- The Tattooist film poster
- Directed by: Peter Burger
- Written by: Matthew Grainger Jonathan King
- Starring: Jason Behr Michael Hurst Nathaniel Lees Robbie Magasiva David Fane
- Edited by: Paul Maxwell
- Production companies: Eyeworks Touchdown Daydream Productions MediaCorp Raintree Pictures
- Distributed by: Buena Vista International
- Release dates: October 2007 (Hof International Film Festival); 9 August 2007;
- Running time: 92 minutes
- Countries: New Zealand Singapore
- Languages: English Samoan

= The Tattooist =

The Tattooist is a 2007 New Zealand horror film directed by Peter Burger and starring Jason Behr, Nathaniel Lees, Michael Hurst and Robbie Magasiva among others. The film is the first in a series of official co-productions between New Zealand and Singapore.

==Plot==
Jake Sawyer (Jason Behr) is a global wanderer and tattooist who explores ethnic themes in his designs. While visiting Singapore to sell his craft at a local trade show, he swipes an ancient Samoan tattoo tool. After flying to New Zealand to resume his art, he meets up with a lovely Samoan woman named Sina (Mia Blake) and discovers the local Samoan culture. But Jake slowly learns that his stolen tool ends up unleashing an evil avenging spirit whom targets all of the customers that Jake has given tattoos to since his theft of the tool. While attempting to learn pe'a, the Samoan tradition of tattooing, Jake soon realises that Sina is imperiled when she gets a tattoo from him and he must find a way to save her, and himself.

== Cast ==
- Jason Behr as Jake Sawyer
- Timothy Balme as Jake's Father
- Michael Hurst as Crash
- David Fane as Mr. Va'a
- Nathaniel Lees as Mr.
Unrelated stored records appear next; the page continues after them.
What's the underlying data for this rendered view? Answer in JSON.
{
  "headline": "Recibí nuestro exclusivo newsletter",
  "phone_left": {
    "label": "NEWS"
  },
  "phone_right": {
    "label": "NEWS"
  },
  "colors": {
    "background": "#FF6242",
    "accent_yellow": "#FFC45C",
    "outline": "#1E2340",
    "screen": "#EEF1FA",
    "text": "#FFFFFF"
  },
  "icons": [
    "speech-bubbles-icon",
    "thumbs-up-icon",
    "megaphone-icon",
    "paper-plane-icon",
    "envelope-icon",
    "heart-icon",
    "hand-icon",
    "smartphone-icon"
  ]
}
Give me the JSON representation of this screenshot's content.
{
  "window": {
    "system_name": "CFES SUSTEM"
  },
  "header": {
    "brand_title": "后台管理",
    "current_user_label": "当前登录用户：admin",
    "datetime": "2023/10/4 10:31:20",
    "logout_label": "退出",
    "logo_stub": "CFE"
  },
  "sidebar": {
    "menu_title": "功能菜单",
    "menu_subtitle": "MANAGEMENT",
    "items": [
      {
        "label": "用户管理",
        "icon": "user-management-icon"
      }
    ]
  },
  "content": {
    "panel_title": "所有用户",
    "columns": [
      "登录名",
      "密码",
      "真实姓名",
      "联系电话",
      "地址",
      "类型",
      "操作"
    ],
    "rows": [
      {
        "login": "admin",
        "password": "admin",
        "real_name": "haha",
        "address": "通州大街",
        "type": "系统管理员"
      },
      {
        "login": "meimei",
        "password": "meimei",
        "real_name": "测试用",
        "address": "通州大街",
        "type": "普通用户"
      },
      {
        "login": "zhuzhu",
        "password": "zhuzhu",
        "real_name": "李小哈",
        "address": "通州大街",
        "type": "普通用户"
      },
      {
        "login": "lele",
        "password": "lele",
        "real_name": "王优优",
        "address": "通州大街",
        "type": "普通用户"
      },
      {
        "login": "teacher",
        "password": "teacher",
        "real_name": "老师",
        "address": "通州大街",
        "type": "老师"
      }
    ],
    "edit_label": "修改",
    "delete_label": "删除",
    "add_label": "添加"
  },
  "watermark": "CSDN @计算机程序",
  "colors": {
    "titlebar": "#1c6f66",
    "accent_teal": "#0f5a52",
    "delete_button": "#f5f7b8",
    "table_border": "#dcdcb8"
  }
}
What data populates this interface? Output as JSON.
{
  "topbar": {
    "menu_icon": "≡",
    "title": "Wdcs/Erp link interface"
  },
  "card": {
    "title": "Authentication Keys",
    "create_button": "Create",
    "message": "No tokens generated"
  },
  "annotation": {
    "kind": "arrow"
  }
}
Perenese
- Mia Blake as Sina
- Caroline Cheong as Victoria
- Robbie Magasiva as Alipati
- Matthew Ridge as Graham
- Stuart Devenie as Senior Doctor
- Jarred Blakiston as Young Jake Sawyer

==Production==
Principal photography commenced on 16 September 2006 in Auckland, New Zealand, primarily at Studio West in West Auckland.

===Soundtrack===
The soundtrack contains music by The Mint Chicks, King Kapisi and Don McGlashan among others. The score is composed by Peter Scholes.

==Reception==
Critical reception has been mixed to negative for The Tattooist. Common criticism centred on the film's pacing, as reviewers from sites such as DreadCentral felt that the movie's plot was too padded and the concept too thin for the 90-minute film length. Bloody Disgusting echoed the same sentiments and expressed frustration over The Tattooist, as they believed that the movie could have been "something fresh and original but instead mimicked a bunch of terrible films before it." Shock Till You Drop criticised what they saw as an overabundance of backstory and exposition, explaining that "Too much time spent on explaining 'why' works against sustaining a sense of disbelief and The Tattooist is especially ponderous in this regard." In a positive review, David Johnson of DVD Verdict stated the film is "a frantic, messy, nasty little horror flick and is worth checking out."